- Written by: Sam Shepard
- Characters: Mazon
- Original language: English
- Genre: Drama
- Setting: an execution chamber

Premiere
- Date premiered: 15 April 1975
- Place premiered: The American Place Theatre New York City

= Killer's Head =

Killer's Head is a 1975 absurdist play by Sam Shepard. It is a one-act monologue by Mazon, a California man about to be executed by electric chair. Mazon contemplates in stream of consciousness fashion his would-be future while he waits for the switch to be flipped.

==Production history==
Killer's Head was performed at The American Place Theatre in New York, as part of a double bill with Shepard's play Action. Nancy Meckler directed, and Richard Gere starred. The play received mixed reviews, critics generally preferring Action. John Simon in New York Magazine panned it as "a bright idea that should have been put out of its misery before it put us into ours." That year, Shepard also directed a performance of the play, also a double bill with Action, at The Magic Theatre in San Francisco.

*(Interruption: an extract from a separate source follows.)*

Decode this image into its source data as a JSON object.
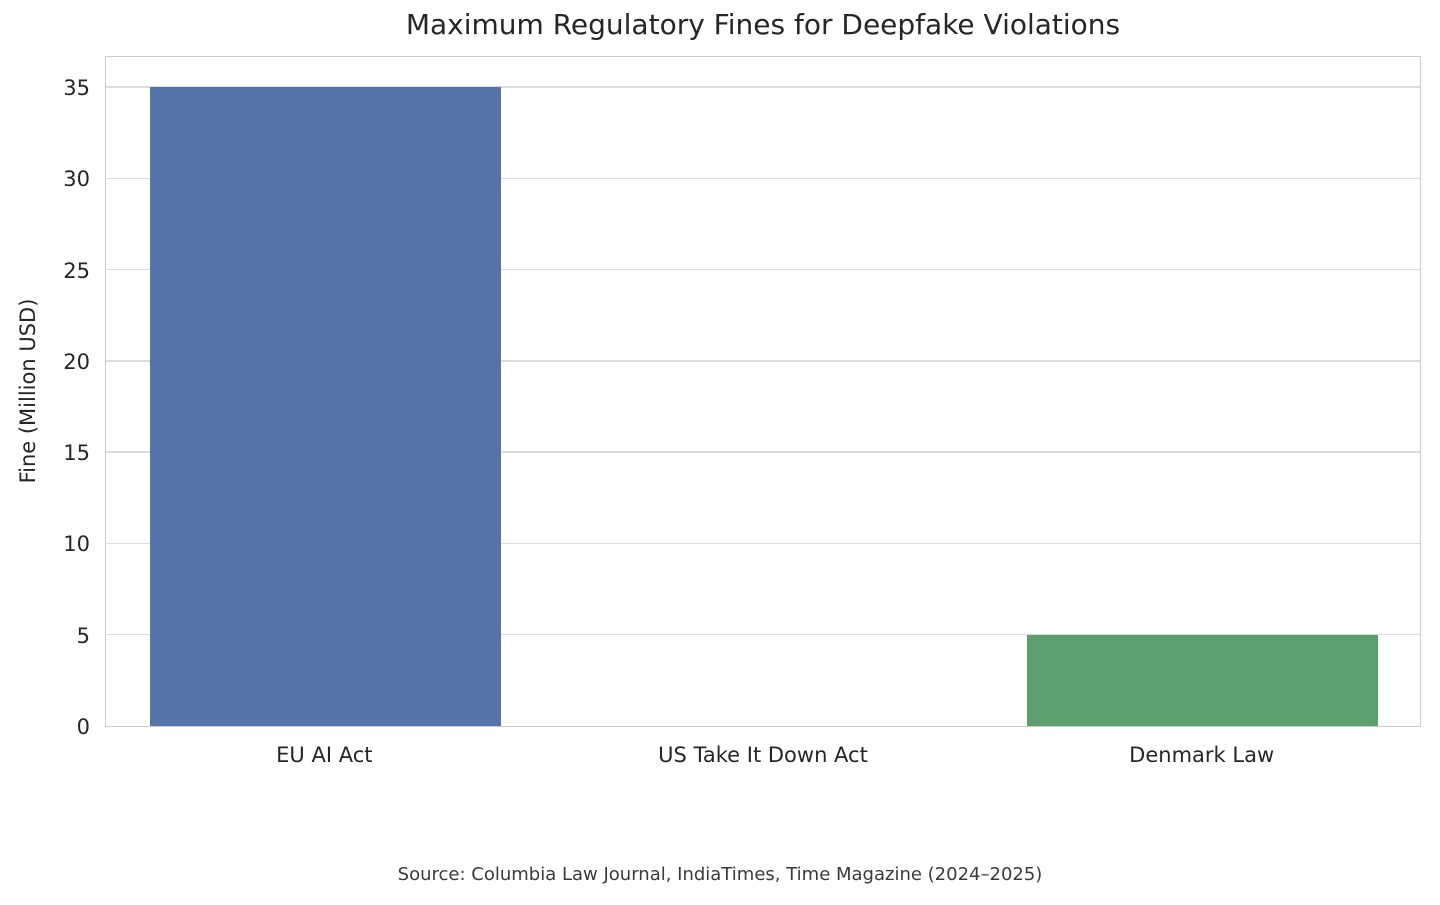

The play was revived in 1997 by the Signature Theatre Company, with Action and a new play, The Sad Lament of Pecos Bill on the Eve of Killing His Wife. Here, the role of Mazon was played by a rotating cast of actors, one per week, including John Diehl. Jamey Sheridan, Bill Pullman, Treat Williams, Scott Glenn, and Dermot Mulroney. The play's last performances starred Ethan Hawke.